Open wide
Got an interesting email today that is Dr. Thomas Reeves' account of teaching students at an open-admission university. I have no link for the article, the title of which is, "My Experience Teaching Apathetic Students at a School with Open Admissions" so I'll quote at length:
"Since 1970 I have taught history at the University of Wisconsin-Parkside, in Kenosha. This campus admits 95 percent of its applicants and boasts in newspaper ads that acceptance can be granted almost immediately. In the fall of 2000, only 8 percent of its incoming freshmen ranked in the top ten percent of their high school class. A whopping 42 percent ranked in the bottom half of their high school class...[by 1994] the number of all incoming freshmen graduating after four years was a mere 12 percent.
"Teaching American history for more than thirty years at Parkside has given me the opportunity to learn much about the dynamics of open admissions in higher education. Speaking with other faculty, locally and at similar campuses across the country over the decades, in my own academic discipline and in others, I've become convinced that my experiences are by no means unusual. What I have seen going on in the world of open admissions education I call "The Classroom Game."

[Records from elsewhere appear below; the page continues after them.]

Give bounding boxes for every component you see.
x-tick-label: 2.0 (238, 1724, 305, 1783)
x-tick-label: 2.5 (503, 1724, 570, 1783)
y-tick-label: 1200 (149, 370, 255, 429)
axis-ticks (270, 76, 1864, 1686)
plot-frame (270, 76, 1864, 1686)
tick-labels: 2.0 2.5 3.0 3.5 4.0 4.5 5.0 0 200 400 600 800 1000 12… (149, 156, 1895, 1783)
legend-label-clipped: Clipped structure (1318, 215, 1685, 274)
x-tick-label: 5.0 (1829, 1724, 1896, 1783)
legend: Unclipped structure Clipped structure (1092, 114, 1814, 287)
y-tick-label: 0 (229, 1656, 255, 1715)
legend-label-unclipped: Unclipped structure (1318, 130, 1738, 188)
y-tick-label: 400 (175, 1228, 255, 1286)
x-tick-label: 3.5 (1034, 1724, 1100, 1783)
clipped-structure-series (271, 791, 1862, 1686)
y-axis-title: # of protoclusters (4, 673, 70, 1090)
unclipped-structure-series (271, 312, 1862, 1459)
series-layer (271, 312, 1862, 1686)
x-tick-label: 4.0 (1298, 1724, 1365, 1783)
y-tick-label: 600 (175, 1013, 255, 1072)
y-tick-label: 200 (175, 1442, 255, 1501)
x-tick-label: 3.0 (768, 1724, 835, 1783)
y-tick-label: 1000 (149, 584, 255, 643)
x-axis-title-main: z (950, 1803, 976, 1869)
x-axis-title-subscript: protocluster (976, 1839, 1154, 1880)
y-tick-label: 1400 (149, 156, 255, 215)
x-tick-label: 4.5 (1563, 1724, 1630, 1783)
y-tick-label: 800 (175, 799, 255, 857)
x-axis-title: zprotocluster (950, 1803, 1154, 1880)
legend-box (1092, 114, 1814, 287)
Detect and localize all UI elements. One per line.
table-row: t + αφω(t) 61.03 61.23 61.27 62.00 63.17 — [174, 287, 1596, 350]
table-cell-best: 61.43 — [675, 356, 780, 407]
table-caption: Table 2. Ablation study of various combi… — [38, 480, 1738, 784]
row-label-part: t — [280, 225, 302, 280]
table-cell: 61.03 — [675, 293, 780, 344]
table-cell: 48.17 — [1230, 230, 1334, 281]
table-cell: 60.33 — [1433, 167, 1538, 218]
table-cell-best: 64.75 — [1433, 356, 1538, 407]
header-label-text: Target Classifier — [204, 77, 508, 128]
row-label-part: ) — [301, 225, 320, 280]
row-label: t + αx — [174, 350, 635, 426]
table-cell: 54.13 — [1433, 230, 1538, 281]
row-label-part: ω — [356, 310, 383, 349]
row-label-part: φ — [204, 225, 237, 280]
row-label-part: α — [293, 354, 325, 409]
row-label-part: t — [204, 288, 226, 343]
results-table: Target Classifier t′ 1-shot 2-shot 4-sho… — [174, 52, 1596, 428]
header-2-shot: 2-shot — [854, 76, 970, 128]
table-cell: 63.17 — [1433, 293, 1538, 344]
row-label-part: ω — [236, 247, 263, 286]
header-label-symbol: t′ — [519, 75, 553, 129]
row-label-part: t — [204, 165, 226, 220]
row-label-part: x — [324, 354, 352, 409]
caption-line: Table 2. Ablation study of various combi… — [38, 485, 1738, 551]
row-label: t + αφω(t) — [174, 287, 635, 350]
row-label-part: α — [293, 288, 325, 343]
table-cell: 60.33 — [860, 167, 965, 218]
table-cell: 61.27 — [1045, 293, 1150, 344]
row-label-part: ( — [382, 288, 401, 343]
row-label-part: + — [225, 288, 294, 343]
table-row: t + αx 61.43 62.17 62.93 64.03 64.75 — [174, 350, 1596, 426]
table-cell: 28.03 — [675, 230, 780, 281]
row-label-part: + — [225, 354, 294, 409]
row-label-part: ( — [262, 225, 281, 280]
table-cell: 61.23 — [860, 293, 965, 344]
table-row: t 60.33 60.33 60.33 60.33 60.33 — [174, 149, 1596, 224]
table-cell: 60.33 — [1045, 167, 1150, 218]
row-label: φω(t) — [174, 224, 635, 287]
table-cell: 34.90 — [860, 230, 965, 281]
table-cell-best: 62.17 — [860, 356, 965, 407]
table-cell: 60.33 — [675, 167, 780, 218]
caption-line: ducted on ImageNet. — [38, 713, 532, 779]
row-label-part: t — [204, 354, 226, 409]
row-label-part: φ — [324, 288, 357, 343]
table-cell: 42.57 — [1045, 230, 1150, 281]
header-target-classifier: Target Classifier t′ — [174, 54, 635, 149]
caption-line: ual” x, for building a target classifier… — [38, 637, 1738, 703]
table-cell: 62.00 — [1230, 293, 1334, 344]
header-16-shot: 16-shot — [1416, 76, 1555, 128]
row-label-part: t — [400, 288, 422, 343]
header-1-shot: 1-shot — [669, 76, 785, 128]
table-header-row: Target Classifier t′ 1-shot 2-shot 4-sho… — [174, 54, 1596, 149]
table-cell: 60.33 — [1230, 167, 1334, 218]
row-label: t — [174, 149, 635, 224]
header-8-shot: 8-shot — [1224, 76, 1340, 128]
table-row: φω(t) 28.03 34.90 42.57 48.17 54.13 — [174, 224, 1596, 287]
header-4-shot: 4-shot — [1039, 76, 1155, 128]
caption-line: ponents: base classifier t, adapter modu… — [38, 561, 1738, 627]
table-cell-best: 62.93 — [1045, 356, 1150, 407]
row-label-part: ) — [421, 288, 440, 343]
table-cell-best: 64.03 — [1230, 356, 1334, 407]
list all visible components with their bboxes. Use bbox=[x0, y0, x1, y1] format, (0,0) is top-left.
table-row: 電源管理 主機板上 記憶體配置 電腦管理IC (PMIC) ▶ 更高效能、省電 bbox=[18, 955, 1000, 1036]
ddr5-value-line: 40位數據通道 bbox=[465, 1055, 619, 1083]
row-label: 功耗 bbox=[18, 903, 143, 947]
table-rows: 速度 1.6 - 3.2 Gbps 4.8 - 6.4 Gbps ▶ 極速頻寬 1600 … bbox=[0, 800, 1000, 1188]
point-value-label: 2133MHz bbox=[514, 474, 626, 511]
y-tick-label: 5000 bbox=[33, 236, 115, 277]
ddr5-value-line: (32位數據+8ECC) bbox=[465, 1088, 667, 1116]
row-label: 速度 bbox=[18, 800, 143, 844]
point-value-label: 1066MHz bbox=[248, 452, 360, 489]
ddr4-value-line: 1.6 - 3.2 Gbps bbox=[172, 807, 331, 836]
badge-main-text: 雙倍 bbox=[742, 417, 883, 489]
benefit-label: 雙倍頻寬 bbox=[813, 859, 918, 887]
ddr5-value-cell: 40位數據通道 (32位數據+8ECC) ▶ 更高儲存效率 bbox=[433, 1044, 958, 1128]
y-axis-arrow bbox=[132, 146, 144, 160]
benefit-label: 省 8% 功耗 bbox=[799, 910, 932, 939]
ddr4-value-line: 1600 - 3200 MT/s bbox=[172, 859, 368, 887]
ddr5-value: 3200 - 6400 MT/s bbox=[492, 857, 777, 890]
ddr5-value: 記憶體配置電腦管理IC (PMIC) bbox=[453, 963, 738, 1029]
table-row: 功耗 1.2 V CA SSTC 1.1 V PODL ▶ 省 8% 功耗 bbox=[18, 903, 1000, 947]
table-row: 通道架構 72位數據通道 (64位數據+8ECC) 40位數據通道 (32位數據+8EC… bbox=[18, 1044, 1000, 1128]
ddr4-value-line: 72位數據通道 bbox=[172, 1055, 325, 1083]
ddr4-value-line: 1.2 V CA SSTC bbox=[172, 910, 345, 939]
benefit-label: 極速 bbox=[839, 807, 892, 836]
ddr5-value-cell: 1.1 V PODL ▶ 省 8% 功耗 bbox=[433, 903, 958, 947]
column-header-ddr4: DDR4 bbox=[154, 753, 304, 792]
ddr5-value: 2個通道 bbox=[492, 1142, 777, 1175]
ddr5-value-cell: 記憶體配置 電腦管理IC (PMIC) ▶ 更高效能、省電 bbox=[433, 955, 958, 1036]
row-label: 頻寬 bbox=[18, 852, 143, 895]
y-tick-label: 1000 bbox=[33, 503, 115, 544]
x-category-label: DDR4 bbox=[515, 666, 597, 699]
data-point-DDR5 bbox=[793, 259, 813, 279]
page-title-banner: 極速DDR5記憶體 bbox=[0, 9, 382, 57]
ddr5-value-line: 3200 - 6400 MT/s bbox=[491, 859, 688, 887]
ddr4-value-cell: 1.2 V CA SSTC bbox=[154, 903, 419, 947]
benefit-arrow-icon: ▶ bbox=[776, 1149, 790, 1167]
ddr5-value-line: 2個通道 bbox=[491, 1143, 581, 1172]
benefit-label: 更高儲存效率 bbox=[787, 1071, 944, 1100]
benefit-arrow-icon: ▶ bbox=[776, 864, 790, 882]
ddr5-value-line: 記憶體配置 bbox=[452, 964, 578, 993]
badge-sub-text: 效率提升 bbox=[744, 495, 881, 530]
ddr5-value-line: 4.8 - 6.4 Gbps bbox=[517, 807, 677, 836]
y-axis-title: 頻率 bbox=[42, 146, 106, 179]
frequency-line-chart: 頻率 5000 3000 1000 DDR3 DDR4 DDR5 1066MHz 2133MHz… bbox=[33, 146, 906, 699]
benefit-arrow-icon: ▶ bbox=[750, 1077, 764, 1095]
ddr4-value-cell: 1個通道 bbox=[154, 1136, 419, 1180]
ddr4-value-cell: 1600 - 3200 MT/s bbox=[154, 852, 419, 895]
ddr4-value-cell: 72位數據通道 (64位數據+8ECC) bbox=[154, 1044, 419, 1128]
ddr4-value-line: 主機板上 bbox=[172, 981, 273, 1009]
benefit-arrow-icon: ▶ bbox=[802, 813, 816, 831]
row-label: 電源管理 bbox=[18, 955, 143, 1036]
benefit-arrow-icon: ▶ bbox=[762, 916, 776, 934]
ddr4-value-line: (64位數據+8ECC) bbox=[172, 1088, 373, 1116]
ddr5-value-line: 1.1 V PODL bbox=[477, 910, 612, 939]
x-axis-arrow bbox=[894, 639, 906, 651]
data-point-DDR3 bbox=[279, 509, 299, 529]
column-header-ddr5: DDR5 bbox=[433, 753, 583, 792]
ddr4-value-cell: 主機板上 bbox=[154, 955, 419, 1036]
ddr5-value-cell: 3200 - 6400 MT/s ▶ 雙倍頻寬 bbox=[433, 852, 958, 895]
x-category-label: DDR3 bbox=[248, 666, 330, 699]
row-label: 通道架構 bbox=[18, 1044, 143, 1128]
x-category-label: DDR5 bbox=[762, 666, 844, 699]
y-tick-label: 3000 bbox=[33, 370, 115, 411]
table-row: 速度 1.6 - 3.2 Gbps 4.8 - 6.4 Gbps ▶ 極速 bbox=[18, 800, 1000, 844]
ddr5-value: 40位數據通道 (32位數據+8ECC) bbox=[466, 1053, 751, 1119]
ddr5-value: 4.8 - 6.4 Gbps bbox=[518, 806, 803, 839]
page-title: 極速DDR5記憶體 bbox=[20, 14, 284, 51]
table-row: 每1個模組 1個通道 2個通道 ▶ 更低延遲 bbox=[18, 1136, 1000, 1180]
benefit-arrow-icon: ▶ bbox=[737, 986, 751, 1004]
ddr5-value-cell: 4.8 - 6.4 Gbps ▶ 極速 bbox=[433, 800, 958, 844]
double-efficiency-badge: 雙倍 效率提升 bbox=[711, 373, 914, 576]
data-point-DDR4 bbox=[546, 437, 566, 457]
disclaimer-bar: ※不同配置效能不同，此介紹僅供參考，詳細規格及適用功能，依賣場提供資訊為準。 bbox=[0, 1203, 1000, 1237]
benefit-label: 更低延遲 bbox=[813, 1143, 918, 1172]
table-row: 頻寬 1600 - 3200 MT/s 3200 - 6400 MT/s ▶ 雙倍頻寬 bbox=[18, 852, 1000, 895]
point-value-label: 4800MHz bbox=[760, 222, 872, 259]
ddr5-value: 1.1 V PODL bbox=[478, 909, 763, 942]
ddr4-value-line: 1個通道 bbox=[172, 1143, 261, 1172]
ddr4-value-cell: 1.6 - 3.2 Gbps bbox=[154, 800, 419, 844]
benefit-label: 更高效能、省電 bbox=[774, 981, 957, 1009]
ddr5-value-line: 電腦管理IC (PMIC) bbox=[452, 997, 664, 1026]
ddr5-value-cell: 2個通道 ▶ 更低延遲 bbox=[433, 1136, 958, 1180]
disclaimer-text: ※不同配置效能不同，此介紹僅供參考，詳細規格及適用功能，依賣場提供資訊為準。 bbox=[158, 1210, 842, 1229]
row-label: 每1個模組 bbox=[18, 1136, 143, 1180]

"Since I teach two introductory survey courses every semester in American history, let me begin there. One quickly learns that the young people signed up for 101 and 102 (the chronological break between the courses at Parkside is 1877) know virtually nothing about the history of their own nation. They have no grasp of colonial America...or the nation's constitutional machinery. All religion baffles them (no doubt a tribute to the secularism dominant in modern public schools), all intellectual history eludes them, and politics bores them. Even after instruction, they often confuse World War I and World War II... Almost all of the students simply refuse to memorize the Chief Executives in their proper chronological order. In fact, they choose to ignore dates of any kind; written exams rarely contain any.
"This proud ignorance rests on a seemingly invincible anti-intellectualism...These amiable, polite, almost invariably likeable young people read little or nothing. In a class of 50, not more than one or two read a newspaper daily; what tiny grasp they have of current events comes from television news. Reading books and magazines outside the classroom is not something they would even consider doing. In short, they have no intellectual life and see no need for one.
"How much reading should be assigned? I have dropped my standards over the years by two-thirds. Still, I am routinely described as extremely demanding...Yielding somewhat to the pressure, in 102 not long ago I assigned 20 pages a week in my own textbook, a brief history of America in the twentieth century. A senior sociology major informed me angrily that no one else among her professors that semester was so demanding. Twenty pages a week. The experiment in minimal reading ended in failure: students still wouldn't complete the assignment.
"In 102, I recently added an Internet requirement. I devoted considerable time to finding relevant web pages, many containing photographs and filmsof major people and events covered in class. Since young people spend a great deal of time at the computer, I assumed this would prove popular. Most of my students simply refused to do it. I could generate no interest in the assignment at all. Many young people, apparently, do not consider education a valid function of the Internet."
And on, and on, and depressingly on. When no standards are required for college admission, it is no surprise that the college classes will have to be dumbed down to satisfy those who cannot meet even minimum standards. But flunking students is now an unpopular act, and the results of this on open-admission students is predictable:
"The Classroom Game, then, is about gaining academic credits while successfully resisting education...The professor, fearing the student evaluations that are taken seriously by many faculty and administrators at this level of academia, and increasingly weary of clinging to intellectual standards long abandoned by colleagues in their quest for popularity and security, often winds up caving in and giving the students what they want, including high grades. (The sciences are less likely to succumb than the liberal arts and social sciences, but the "dumbing down" is in evidence everywhere.)...
"The Game decrees that majors will receive good grades, regardless of their effort. Disciplines need majors. Without them, the Department members would be teaching nothing but survey courses and would be less able to successfully request additional funds and faculty...Fortunately for the students, graduation requirements have continued to drop in recent years all across the nation and at all levels. Only two percent of the colleges and universities require a history course of any kind.
"The destructive impact of Open Admissions and The Classroom Game on the quality of higher education should be obvious. The demonstrable drop in educational standards over the past forty years has been tragic. But what about the effect on students? What about the countless thousands of young people who flunk out or drop out every year when they realize that they cannot handle even the minimal standards that face them?"
Guess the educrats will call for more "self-esteem" training then.